By leveraging computer-aided design and laser-based three-dimensional printing, doctors at the University of Michigan created a customized, bioresorbable tracheal splint using a computed tomographic image of the patient’s airway. Twenty-one days after the procedure, the 20-month-old with tracheobronchomalacia was off ventilator support and has not had breathing trouble since then, according to clinicians. The study appears in the current issue of the New England Journal of Medicine.
“It was amazing,” said Glenn Green, MD, associate professor of pediatric otolaryngology at the University of Michigan. “As soon as the splint was put in, the lungs started going up and down for the first time and we knew he was going to be OK.”
Green and his colleague, Scott Hollister, PhD, professor of biomedical engineering and mechanical engineering and associate professor of surgery at U-M, obtained emergency clearance from the FDA to create and implant a tracheal splint for the child made from a biopolymer called polycaprolactone. The splint was sewn around the patient’s airway to expand the bronchus and give it a skeleton to aid proper growth. Over the course of about three years the splint will be reabsorbed by the body, according to researchers.
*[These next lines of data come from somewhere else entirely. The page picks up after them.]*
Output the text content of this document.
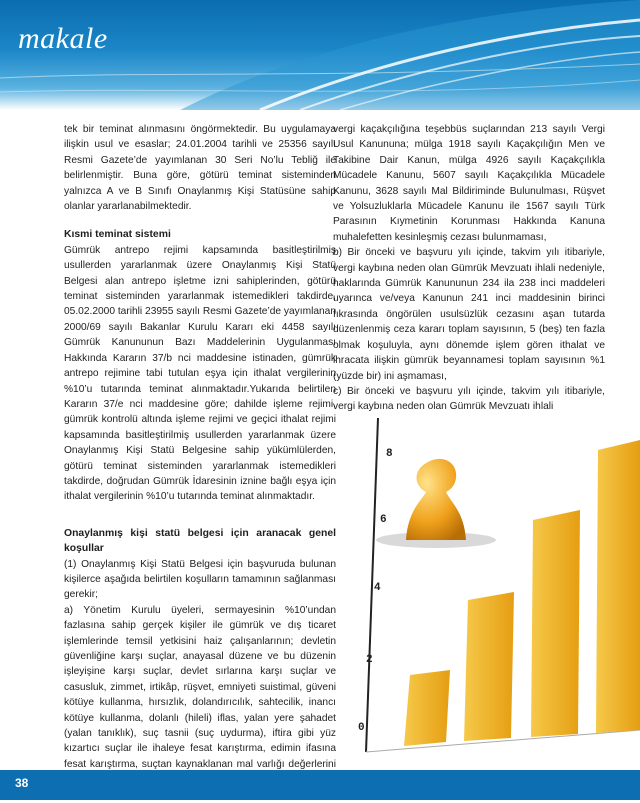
makale

tek bir teminat alınmasını öngörmektedir. Bu uygulamaya ilişkin usul ve esaslar; 24.01.2004 tarihli ve 25356 sayılı Resmi Gazete’de yayımlanan 30 Seri No’lu Tebliğ ile belirlenmiştir. Buna göre, götürü teminat sisteminden yalnızca A ve B Sınıfı Onaylanmış Kişi Statüsüne sahip olanlar yararlanabilmektedir.

Kısmi teminat sistemi

Gümrük antrepo rejimi kapsamında basitleştirilmiş usullerden yararlanmak üzere Onaylanmış Kişi Statü Belgesi alan antrepo işletme izni sahiplerinden, götürü teminat sisteminden yararlanmak istemedikleri takdirde, 05.02.2000 tarihli 23955 sayılı Resmi Gazete’de yayımlanan 2000/69 sayılı Bakanlar Kurulu Kararı eki 4458 sayılı Gümrük Kanununun Bazı Maddelerinin Uygulanması Hakkında Kararın 37/b nci maddesine istinaden, gümrük antrepo rejimine tabi tutulan eşya için ithalat vergilerinin %10’u tutarında teminat alınmaktadır.Yukarıda belirtilen Kararın 37/e nci maddesine göre; dahilde işleme rejimi, gümrük kontrolü altında işleme rejimi ve geçici ithalat rejimi kapsamında basitleştirilmiş usullerden yararlanmak üzere Onaylanmış Kişi Statü Belgesine sahip yükümlülerden, götürü teminat sisteminden yararlanmak istemedikleri takdirde, doğrudan Gümrük İdaresinin iznine bağlı eşya için ithalat vergilerinin %10’u tutarında teminat alınmaktadır.

Onaylanmış kişi statü belgesi için aranacak genel koşullar

(1) Onaylanmış Kişi Statü Belgesi için başvuruda bulunan kişilerce aşağıda belirtilen koşulların tamamının sağlanması gerekir;

a) Yönetim Kurulu üyeleri, sermayesinin %10’undan fazlasına sahip gerçek kişiler ile gümrük ve dış ticaret işlemlerinde temsil yetkisini haiz çalışanlarının; devletin güvenliğine karşı suçlar, anayasal düzene ve bu düzenin işleyişine karşı suçlar, devlet sırlarına karşı suçlar ve casusluk, zimmet, irtikâp, rüşvet, emniyeti suistimal, güveni kötüye kullanma, hırsızlık, dolandırıcılık, sahtecilik, inancı kötüye kullanma, dolanlı (hileli) iflas, yalan yere şahadet (yalan tanıklık), suç tasnii (suç uydurma), iftira gibi yüz kızartıcı suçlar ile ihaleye fesat karıştırma, edimin ifasına fesat karıştırma, suçtan kaynaklanan mal varlığı değerlerini

vergi kaçakçılığına teşebbüs suçlarından 213 sayılı Vergi Usul Kanununa; mülga 1918 sayılı Kaçakçılığın Men ve Takibine Dair Kanun, mülga 4926 sayılı Kaçakçılıkla Mücadele Kanunu, 5607 sayılı Kaçakçılıkla Mücadele Kanunu, 3628 sayılı Mal Bildiriminde Bulunulması, Rüşvet ve Yolsuzluklarla Mücadele Kanunu ile 1567 sayılı Türk Parasının Kıymetinin Korunması Hakkında Kanuna muhalefetten kesinleşmiş cezası bulunmaması,

b) Bir önceki ve başvuru yılı içinde, takvim yılı itibariyle, vergi kaybına neden olan Gümrük Mevzuatı ihlali nedeniyle, haklarında Gümrük Kanununun 234 ila 238 inci maddeleri uyarınca ve/veya Kanunun 241 inci maddesinin birinci fıkrasında öngörülen usulsüzlük cezasını aşan tutarda düzenlenmiş ceza kararı toplam sayısının, 5 (beş) ten fazla olmak koşuluyla, aynı dönemde işlem gören ithalat ve ihracata ilişkin gümrük beyannamesi toplam sayısının %1 (yüzde bir) ini aşmaması,

c) Bir önceki ve başvuru yılı içinde, takvim yılı itibariyle, vergi kaybına neden olan Gümrük Mevzuatı ihlali

8
6
4
2
0
38
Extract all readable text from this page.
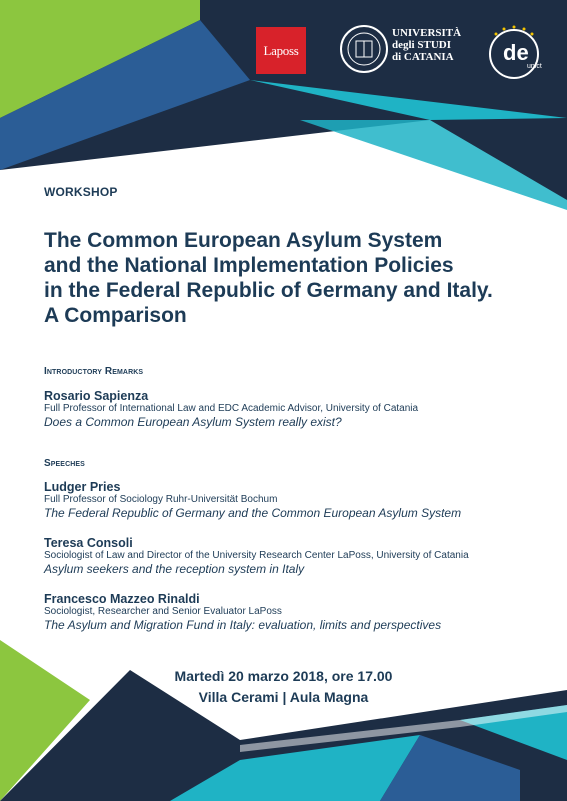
Laposs
UNIVERSITÀ
degli STUDI
di CATANIA	de
unict
WORKSHOP
The Common European Asylum System
and the National Implementation Policies
in the Federal Republic of Germany and Italy.
A Comparison
Introductory Remarks
Rosario Sapienza
Full Professor of International Law and EDC Academic Advisor, University of Catania
Does a Common European Asylum System really exist?
Speeches
Ludger Pries
Full Professor of Sociology Ruhr-Universität Bochum
The Federal Republic of Germany and the Common European Asylum System
Teresa Consoli
Sociologist of Law and Director of the University Research Center LaPoss, University of Catania
Asylum seekers and the reception system in Italy
Francesco Mazzeo Rinaldi
Sociologist, Researcher and Senior Evaluator LaPoss
The Asylum and Migration Fund in Italy: evaluation, limits and perspectives
Martedì 20 marzo 2018, ore 17.00
Villa Cerami | Aula Magna
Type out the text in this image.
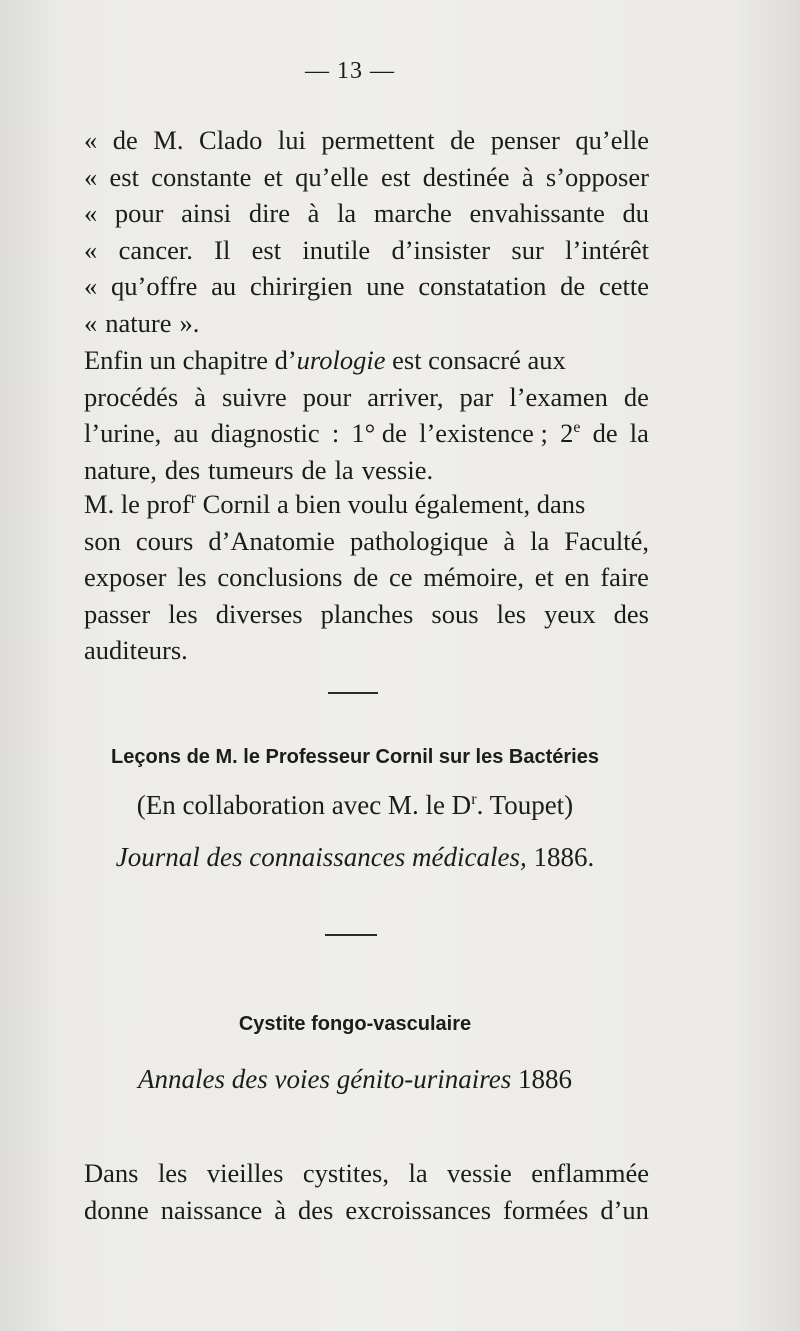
— 13 —
« de M. Clado lui permettent de penser qu’elle
« est constante et qu’elle est destinée à s’opposer
« pour ainsi dire à la marche envahissante du
« cancer. Il est inutile d’insister sur l’intérêt
« qu’offre au chirirgien une constatation de cette
« nature ».
Enfin un chapitre d’urologie est consacré aux
procédés à suivre pour arriver, par l’examen de
l’urine, au diagnostic : 1° de l’existence ; 2e de la
nature, des tumeurs de la vessie.
M. le prof$^r$ Cornil a bien voulu également, dans
son cours d’Anatomie pathologique à la Faculté,
exposer les conclusions de ce mémoire, et en faire
passer les diverses planches sous les yeux des
auditeurs.
Leçons de M. le Professeur Cornil sur les Bactéries
(En collaboration avec M. le $D^r$. Toupet)
Journal des connaissances médicales, 1886.
Cystite fongo-vasculaire
Annales des voies génito-urinaires 1886
Dans les vieilles cystites, la vessie enflammée
donne naissance à des excroissances formées d’un
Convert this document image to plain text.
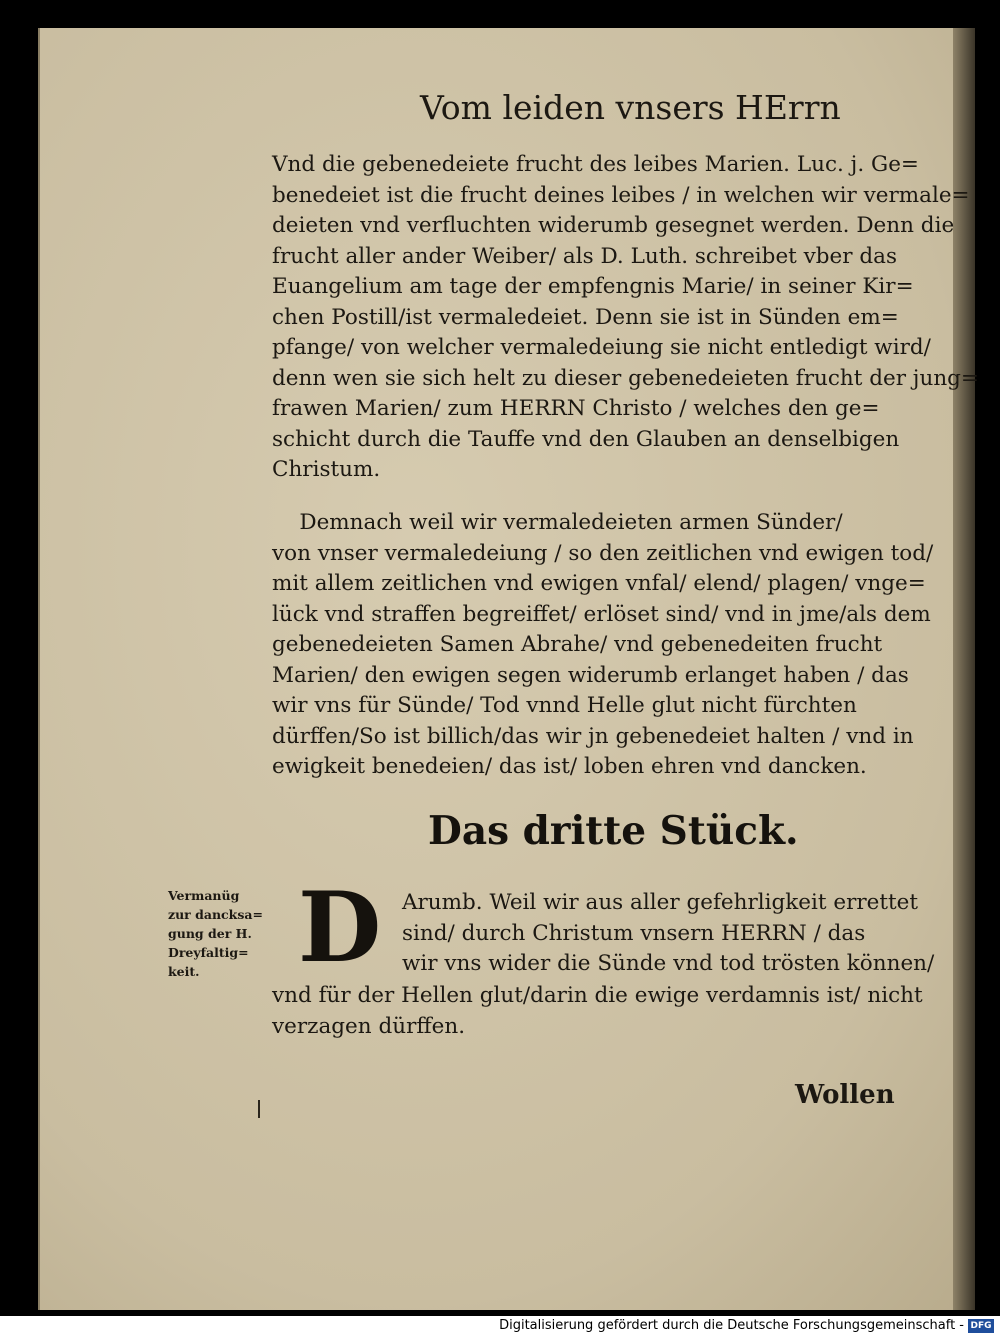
Vom leiden vnsers HErrn
Vnd die gebenedeiete frucht des leibes Marien. Luc. j. Ge=
benedeiet ist die frucht deines leibes / in welchen wir vermale=
deieten vnd verfluchten widerumb gesegnet werden. Denn die
frucht aller ander Weiber/ als D. Luth. schreibet vber das
Euangelium am tage der empfengnis Marie/ in seiner Kir=
chen Postill/ist vermaledeiet. Denn sie ist in Sünden em=
pfange/ von welcher vermaledeiung sie nicht entledigt wird/
denn wen sie sich helt zu dieser gebenedeieten frucht der jung=
frawen Marien/ zum HERRN Christo / welches den ge=
schicht durch die Tauffe vnd den Glauben an denselbigen
Christum.
Demnach weil wir vermaledeieten armen Sünder/
von vnser vermaledeiung / so den zeitlichen vnd ewigen tod/
mit allem zeitlichen vnd ewigen vnfal/ elend/ plagen/ vnge=
lück vnd straffen begreiffet/ erlöset sind/ vnd in jme/als dem
gebenedeieten Samen Abrahe/ vnd gebenedeiten frucht
Marien/ den ewigen segen widerumb erlanget haben / das
wir vns für Sünde/ Tod vnnd Helle glut nicht fürchten
dürffen/So ist billich/das wir jn gebenedeiet halten / vnd in
ewigkeit benedeien/ das ist/ loben ehren vnd dancken.
Das dritte Stück.
Vermanüg
zur dancksa=
gung der H.
Dreyfaltig=
keit.	D Arumb. Weil wir aus aller gefehrligkeit errettet
sind/ durch Christum vnsern HERRN / das
wir vns wider die Sünde vnd tod trösten können/
vnd für der Hellen glut/darin die ewige verdamnis ist/ nicht
verzagen dürffen.
Wollen
Digitalisierung gefördert durch die Deutsche Forschungsgemeinschaft - DFG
“Our vision at the University of Michigan Health System is to create the future of health care through discovery. This collaboration between faculty in our Medical School and College of Engineering is an incredible demonstration of how we achieve that vision, translating research into treatments for our patients,” says Ora Hirsch Pescovitz, MD, executive vice president for medical affairs and CEO of the U-M Health System.
The image-based design and 3D biomaterial printing process can be adapted to build and reconstruct a number of tissue structures, according to Green and Hollister, who have already utilized the process to build and test patient specific ear and nose structures in pre-clinical models. In addition, the method has been used by Hollister with collaborators to rebuild bone structures (spine, craniofacial and long bone) in pre-clinical models.